Я уже далеко проехал по Кристалл-Лейк-Роад, позади остался последний поворот. Я использую подъездную дорожку для разворота. Я понимаю, что в последнее время всё больше и больше пользуюсь этой подъездной дорожкой.
В любом случае, со всеми этими мыслями, вызывающими дурные предчувствия и крутящимися у меня в голове, я чувствую себя деревом, которое стало полым, изъеденным суетливыми жучками, которые орудуют внутри, и его ещё высосало растение-паразит снаружи. Я даже не помню сейчас, как они все называются. Чёрт побери! Я часто не могу вспомнить нужное слово на одном, используемом в этот момент языке, но помню его на каком-то из других языков, которые знаю. Но если я спрашиваю у себя это слово через какое-то время, велики шансы, что я вспомню его на английском, а не, например, на фарси.

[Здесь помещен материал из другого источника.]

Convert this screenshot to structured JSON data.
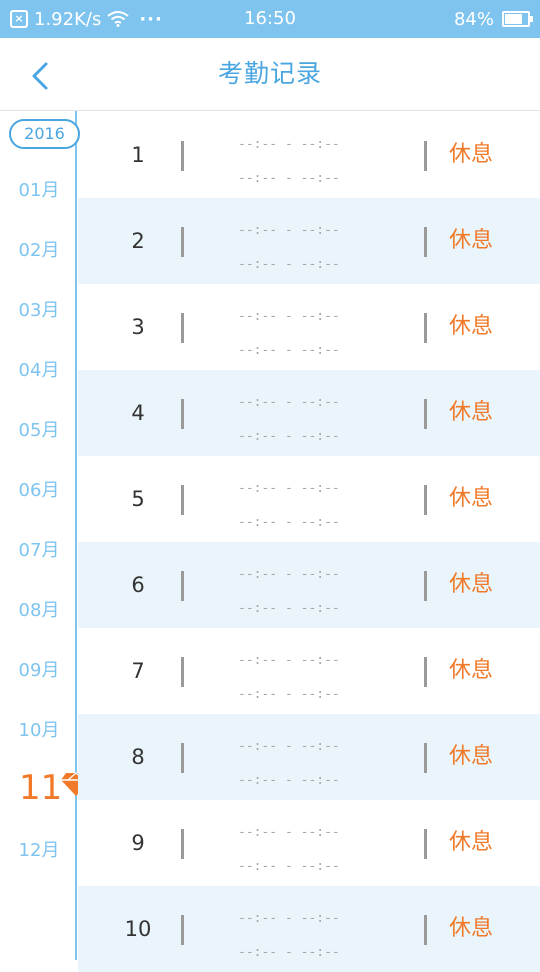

Слова будто несутся на меня потоком, когда они мне не нужны, но убегают от меня и прячутся, как тараканы, когда они мне нужны. Я не могу постоянно играть в прятки со всем, что я знаю. Мне нужна помощь.
То, что осталось от моей памяти, напоминает мне, что жизнь пульсирует нежелательным словом «НЕТ». Я слышал «нет, нельзя» снова и снова, раз за разом, я не помню, с какого времени! Я думал, что к этому времени мог бы уже привыкнуть к этой фразе. Но НЕТ. Каждое новое «нет, нельзя» вызывает у меня раздражение, приводит в ярость и ранит меня точно так же, как раньше. А как чувствует себя человек, который слышит эти суровые слова изнутри? Как себя чувствует человек, когда жизненно необходимую информацию, которая ему требуется немедленно, не извлечь? Когда внутренний голос говорит, что она стёрта, стёрта, стёрта? Что именно тогда, когда человек находит себя, он выясняет, что теряет себя? И как себя чувствует человек, когда узнаёт, что ложь, помещённую в разум, как гуано в глубоких пещерах, почти невозможно оттуда выскоблить? Что наша жизнь – это неприятное и беспорядочное ковыляние, спотыкаясь, сквозь жестокие «нет» и двусмысленные «да»? Я кажусь негативно настроенным, возможно, потому что негатив поглощает меня.